Hacía mucho tiempo que la inflación no estaba en el centro de nuestras vidas, tanto que casi nos habíamos olvidado de ella. Pero el crecimiento de los precios en diciembre, 6,5%, nos remonta al año de nuestras olimpiadas, 1992. Desde entonces nunca había habido una subida tan grande.

España no es la excepción, aunque sí uno de los países aventajados, como en casi todo lo malo, en este rebrote inflacionario. Los precios están subiendo en todo el mundo. ¿Qué está pasando?

En una economía de mercado, como la nuestra, los precios suben cuando la demanda de bienes y servicios es superior a la oferta, es decir, hay más presión compradora que capacidad para satisfacerla. Parecería, por tanto, que tenemos inflación porque la gente quiere gastar mucho, pero lamentablemente no es así. Cuando corremos nos sube el ritmo cardiaco, lo cual es normal. Si nos sube estando en reposo, no lo es tanto. Algo similar ocurre en nuestra economía, esta inflación no es sana, no nace para ajustar oferta y demanda, sino que es consecuencia de las medidas desarrolladas frente a la emergencia sanitaria, tanto por los gobiernos para que la economía no parase como por las empresas para no quebrar.

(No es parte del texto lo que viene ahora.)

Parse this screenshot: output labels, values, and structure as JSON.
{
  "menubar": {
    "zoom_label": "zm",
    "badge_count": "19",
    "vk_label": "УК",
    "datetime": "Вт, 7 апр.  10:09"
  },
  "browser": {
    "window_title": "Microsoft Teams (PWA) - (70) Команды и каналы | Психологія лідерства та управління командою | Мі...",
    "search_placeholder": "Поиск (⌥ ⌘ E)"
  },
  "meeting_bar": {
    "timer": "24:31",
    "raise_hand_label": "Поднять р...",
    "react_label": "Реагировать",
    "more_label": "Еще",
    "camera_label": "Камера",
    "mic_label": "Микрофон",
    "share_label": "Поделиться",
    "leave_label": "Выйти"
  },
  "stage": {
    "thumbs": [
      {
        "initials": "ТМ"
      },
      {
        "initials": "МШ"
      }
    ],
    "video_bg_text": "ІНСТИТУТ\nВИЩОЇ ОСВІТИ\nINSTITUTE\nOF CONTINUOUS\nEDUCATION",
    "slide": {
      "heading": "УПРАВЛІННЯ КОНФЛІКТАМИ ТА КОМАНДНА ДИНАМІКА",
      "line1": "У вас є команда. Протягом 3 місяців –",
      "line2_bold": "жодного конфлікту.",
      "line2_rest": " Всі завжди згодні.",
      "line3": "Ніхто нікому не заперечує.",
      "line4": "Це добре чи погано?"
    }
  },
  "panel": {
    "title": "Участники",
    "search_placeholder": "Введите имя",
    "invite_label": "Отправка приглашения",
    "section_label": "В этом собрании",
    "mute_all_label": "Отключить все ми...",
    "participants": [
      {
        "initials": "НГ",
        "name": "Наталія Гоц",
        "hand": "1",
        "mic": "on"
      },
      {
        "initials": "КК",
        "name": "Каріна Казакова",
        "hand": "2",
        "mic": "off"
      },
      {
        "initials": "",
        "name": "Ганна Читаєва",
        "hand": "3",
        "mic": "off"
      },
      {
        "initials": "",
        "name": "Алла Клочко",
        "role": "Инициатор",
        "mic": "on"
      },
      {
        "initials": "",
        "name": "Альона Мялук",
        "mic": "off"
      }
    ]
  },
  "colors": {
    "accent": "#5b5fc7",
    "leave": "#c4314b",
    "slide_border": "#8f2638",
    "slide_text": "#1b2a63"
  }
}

El mundo se paró en marzo de 2020 y ha ido arrancando con distinta velocidad y ritmo, sufriendo sucesivos parones cada vez que los gobiernos decidían limitar nuestra libertad y, sobre todo, nuestra movilidad. Esta incertidumbre prolongada ha supuesto ajustes de capacidad en todo el mundo para evitar acumulación de stocks que no se sabía cuando se iban a vender. Además, las enormes restricciones a la movilidad han provocado carencias de mano de obra, como evidencia la falta de camioneros en la autoaislada Gran Bretaña o los problemas que hay en las vendimias y cosechas de todo tipo. Fábricas que paran y abren, barcos que no zarpan, trabajadores que no se mueven, implican el tensionamiento cuando no ruptura de muchas cadenas de suministro que hace que tengamos menos productos de lo normal o, cuando menos, no a tiempo.

Estamos acostumbrados a que una camisa se fabrique en Bangladesh, o que los espárragos vengan de Perú, todo para ahorrarnos unos eurillos. Esta interdependencia global la estamos pagando ahora con menos oferta que lleva a un alza de los precios.

En España, además, nos hemos empeñado en cerrar centrales térmicas para correr hacia el futuro verde. Nadie dice que no sea necesario cuidar del medioambiente, pero, como todo, con cabeza y a su tiempo. El salto al vacío de la llamada transición ecológica está encareciendo innecesariamente la energía, sobre todo por el pago de derechos de CO2, y una energía cara encarece a otros muchos otros productos.

Los carburantes, que también están subiendo, tienen un altísimo componente de impuestos. Habría que usar estos impuestos como colchón para mantener unos precios ajustados. No es sostenible un crecimiento del 25% del coste de combustibles sin que se repercuta en los precios de los bienes transportados.

Por si fueran pocos los problemas la hipercontagiosa variante ómicron está dejando en casa a muchos trabajadores. En general nada serio, pero más de un proveedor, o transportista, tiene demasiadas personas de baja laboral. Y para rematar la faena la tensión geoestratégica entre Ucrania y Rusia no ayuda en nada.

Sin duda el riesgo más grave es el contagio de unos precios a otros. Si la inflación sigue descontrolada muchos meses acabarán subiéndose los salarios, y éstos empujarán los precios por la vía del incremento de costes. Lo mismo puede ocurrir con los tipos de interés, que podrían subir para parar la inflación por la vía del enfriamiento de la actividad.

O paramos la inflación en el primer semestre con medidas extraordinarias, o tendremos un serio problema en nuestra frágil, lenta e irregular recuperación pues no podemos olvidar que la política monetaria, la que sube y baja los tipos de interés, está cedida al BCE y si decide subir tipos no solo se frenará la recuperación sino que podríamos entrar en recesión.